[PATCH 1/3] Linux: Add close_range

Wed Dec 23 12:33:21 GMT 2020

On Tue, Dec 22, 2020 at 12:41:50PM +0100, Florian Weimer via Libc-alpha wrote:
> * Adhemerval Zanella:
> 
> >> I think we generally use int for file descriptors, following POSIX.
> >
> > The Linux interface uses unsigned integer, meaning that negative values
> > won't really trigger an invalid usage (kernel will return EINVAL if 
> > second argument is larger than first one though).
> >
> > I would prefer for syscall wrapper to be close as possible of the kernel
> > interface, otherwise it would require to add additional semantic to
> > handle potential pitfall cases.
> >
> > On this case, if we go for 'int' as argument should we return EBADF 
> > for invalid handles?
> 
> Hmm.  I think unsigned int is needed for ~0U to work, which is what you
> used in the tests.  If that's what applications use today when issuing
> the syscall directly, I think we need to stick to unsigned int.

For the record, the initial reason we chose unsigned int for
close_range() was that the close() syscall uses unsigned int too:

SYSCALL_DEFINE1(close, unsigned int, fd)
SYSCALL_DEFINE3(close_range, unsigned int, fd, unsigned int, max_fd,
		unsigned int, flags)

Furthermore, the kernel doesn't care whether the fd is negative. It
simply checks whether the passed in fd number falls within the possible
range of the fdtable, i.e. fd < fdt->max_fds. If the passed-in fd falls
within the possible range that the fdtable can handle it will check
whether there's a file open at that position in the fdtable, i.e. from
the kernel's perspective "negative" fd values aren't special in any way.

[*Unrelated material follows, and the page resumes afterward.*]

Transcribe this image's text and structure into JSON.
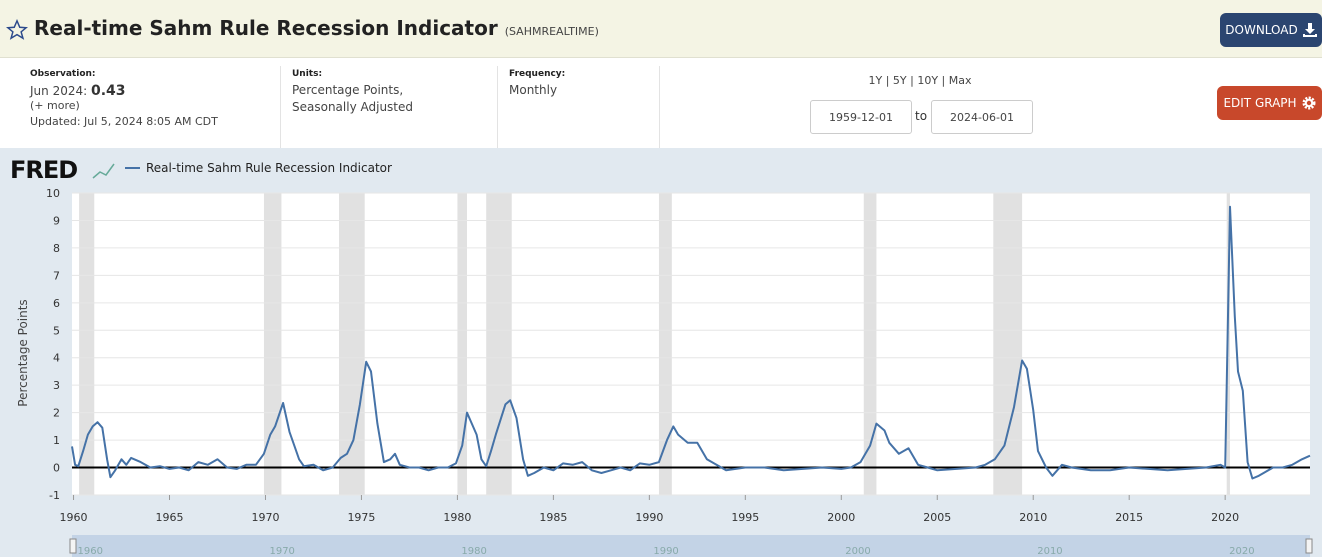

But from what I can tell a lot of (non-libc) userspace isn't aware of
the fact that the kernel uses unsigned int which can lead to some
confusion. A little while ago I had to talk to Lennart about this when
they added support for close_range() which they had been waiting for.
Their syscall wrapper is now documented with:

/* Kernel-side the syscall expects fds as unsigned integers (just like close() actually), while
 * userspace exclusively uses signed integers for fds. We don't know just yet how glibc is going to
 * wrap this syscall, but let's assume it's going to be similar to what they do for close(),
 * i.e. make the same unsigned → signed type change from the raw kernel syscall compared to the
 * userspace wrapper. There's only one caveat for this: unlike for close() there's the special
 * UINT_MAX fd value for the 'end_fd' argument. Let's safely map that to -1 here. And let's refuse
 * any other negative values. */
https://github.com/systemd/systemd/commit/441e0fdb900b49888fb6d7901a2b5aa92c0a2017

Christian